Personal Injury - Disparagement

(1) Parkham Industrial Distributors, Inc. v. Cincinnati Ins. Co.
No. 3:06CV-533-S, 2008 WL 451023 (W.D. Ky. Feb. 15, 2008)

? At issue were alleged buried fact allegations of disparagement triggering coverage under a 1998 ISO CGL policy provision covering personal and advertising injury arising out of “oral ord written publication, in any manner, of material that slanders or libels a person or organization or disparages a person’s or organization’s goods, products or services.”

? The court found fact allegations, which have been deemed sufficient by a number of courts to evidence a disparagement claim, insufficient on the facts before it, applying Kentucky law. Judge Simpson stated: IRST contends that the allegation that it falsely represented that it had “all necessary proprietary rights” in the technology used in its allegedly infringing products could be read to allege either (1) that IRST falsely advertised that it had all rights to sell SPI’s patented technology, or (2) that IRST falsely advertised that it had its own patented technology. In either event, IRST contends that CIC must provide a defense to the claims because under either interpretation, the alleged statement disparages SPI’s products.

Id. at *3.

? The court found that there was no allegation that IRST made any comparisons to SPI’s goods or services in its complaint. The court reasoned:

IRST is alleged to have stated that it had proprietary rights in its own technology (which SPI claims could not have been true because it holds the patents on the technology used by IRST), or that it had proprietary rights in SPI’s technology (which SPI claims that it did not grant). It appears doubtful whether this allegation could constitute disparagement of SPI’s goods.

Id. at *4.

? The court rejected the argument that IRST’s insistence of a claim of proprietary rights in technology to which SPI claims to have sold exclusive patent rights impliedly disparages SPI’s products because it implies that SPI’s assertion of exclusive rights is untrue. In its view this is inconsistent with the ruling in Heritage Mutual Ins. Co. v. Advanced Polymer Technology, Inc., 97 F. Supp. 2d 913, 931-32 (S.D. Ind. 2000). Id. at *4. In that case, addressing an analogous scenario, the court stated:

Hence, we look to Environ’s allegations to determine if it alleged that APT denigrated, discredited or belittled Environ’s products in the course of advertising . . . Environ simply fails to claim that APT said anything negative about its piping, which negative connotation is, after all, the essence of disparagement. The insured’s lack of any direct reference to a competitor’s goods or products repeatedly has compelled courts to find that the underlying plaintiff has not alleged an advertising injury under this disparagement offense. ... Even in the unlikely event that consumers would somehow connect APT’s advertised product with Environ’s product (to which APT’s advertisements do not refer, let alone discredit), the phrase “patent pending” does not equate to saying by implication that Environ’s products are inferior, that the claims in APT’s patent application are equivalent to the claims in Environ’s patent, or that Environ’s patent is invalid.

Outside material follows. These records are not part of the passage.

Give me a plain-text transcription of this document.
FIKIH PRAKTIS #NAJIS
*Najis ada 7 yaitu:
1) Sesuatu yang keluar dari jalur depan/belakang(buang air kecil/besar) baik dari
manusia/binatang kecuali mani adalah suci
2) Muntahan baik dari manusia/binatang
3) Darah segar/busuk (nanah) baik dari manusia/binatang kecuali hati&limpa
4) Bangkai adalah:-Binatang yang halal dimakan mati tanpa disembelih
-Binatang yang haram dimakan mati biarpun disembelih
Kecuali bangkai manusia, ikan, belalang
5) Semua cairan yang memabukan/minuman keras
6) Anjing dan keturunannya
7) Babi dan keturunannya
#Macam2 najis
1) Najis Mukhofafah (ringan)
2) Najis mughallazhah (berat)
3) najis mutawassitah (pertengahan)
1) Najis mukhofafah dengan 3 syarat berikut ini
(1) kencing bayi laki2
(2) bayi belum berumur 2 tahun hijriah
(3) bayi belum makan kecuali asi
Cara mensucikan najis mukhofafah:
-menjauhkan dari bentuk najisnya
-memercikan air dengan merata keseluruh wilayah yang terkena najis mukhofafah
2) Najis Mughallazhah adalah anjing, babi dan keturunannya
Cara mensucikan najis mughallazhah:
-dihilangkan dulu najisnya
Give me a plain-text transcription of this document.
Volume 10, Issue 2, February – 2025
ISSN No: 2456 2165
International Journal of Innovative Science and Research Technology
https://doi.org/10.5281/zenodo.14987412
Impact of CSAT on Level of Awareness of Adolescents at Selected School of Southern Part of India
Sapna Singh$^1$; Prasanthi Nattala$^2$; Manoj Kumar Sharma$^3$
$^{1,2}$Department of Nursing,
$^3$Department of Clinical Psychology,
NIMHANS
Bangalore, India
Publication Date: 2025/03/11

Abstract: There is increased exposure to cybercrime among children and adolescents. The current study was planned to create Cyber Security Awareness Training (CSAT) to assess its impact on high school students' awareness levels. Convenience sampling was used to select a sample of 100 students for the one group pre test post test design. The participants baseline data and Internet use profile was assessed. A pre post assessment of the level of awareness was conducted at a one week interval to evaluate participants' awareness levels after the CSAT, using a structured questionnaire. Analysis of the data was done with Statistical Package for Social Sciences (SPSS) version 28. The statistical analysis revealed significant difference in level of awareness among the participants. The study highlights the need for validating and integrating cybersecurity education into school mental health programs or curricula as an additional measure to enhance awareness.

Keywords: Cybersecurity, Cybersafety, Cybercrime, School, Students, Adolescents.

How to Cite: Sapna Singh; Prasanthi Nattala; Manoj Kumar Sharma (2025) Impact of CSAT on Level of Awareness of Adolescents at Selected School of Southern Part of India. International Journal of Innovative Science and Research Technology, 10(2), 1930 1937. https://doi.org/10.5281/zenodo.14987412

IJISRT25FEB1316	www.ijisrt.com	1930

Id. at *4 (citation omitted).

? The court concluded:

Additionally, there is no allegation that SPI or SPI products were identified in IRST’s advertisement, making the connection to SPI tenuous at best. As in Heritage Mutual, supra., IRST is not alleged to have said anything negative about SPI’s products; only that it held proprietary rights in the technology.

Id. at *5.

? The court also intriguingly found that the patent infringement exclusion would bar any coverage even if there was a possible disparagement claim.

IRST urges that SPI could fail on the patent infringement claims but succeed on the misrepresentation claims. However this assertion does not disenfranchise the alleged act of misrepresentation from the essential facts of the claim. SPI complains of an infringement on its patent rights. The alleged misrepresentation as to IRST’s rights in the technology necessarily arises from the employment of that technology in IRST’s products. It is the alleged infringement with which SPI takes issue, and it is the alleged misrepresentation of IRST’s right to utilize the technology which SPI’s claims address. . . . [T]he essential facts cannot be parsed in such [a] fashion as to excise the “arising out of” patent infringement from the misrepresentations alleged.

Id. at *5.

? The court does not persuasively show why, in one possible world, indemnity could arise from misrepresentation but not patent infringement, and that misrepresentation would be a disparagement by virtue of the reference to the technology rights which one party claims it possessed, which it did not, whether or not the patent was ever found to be valid, much less infringed.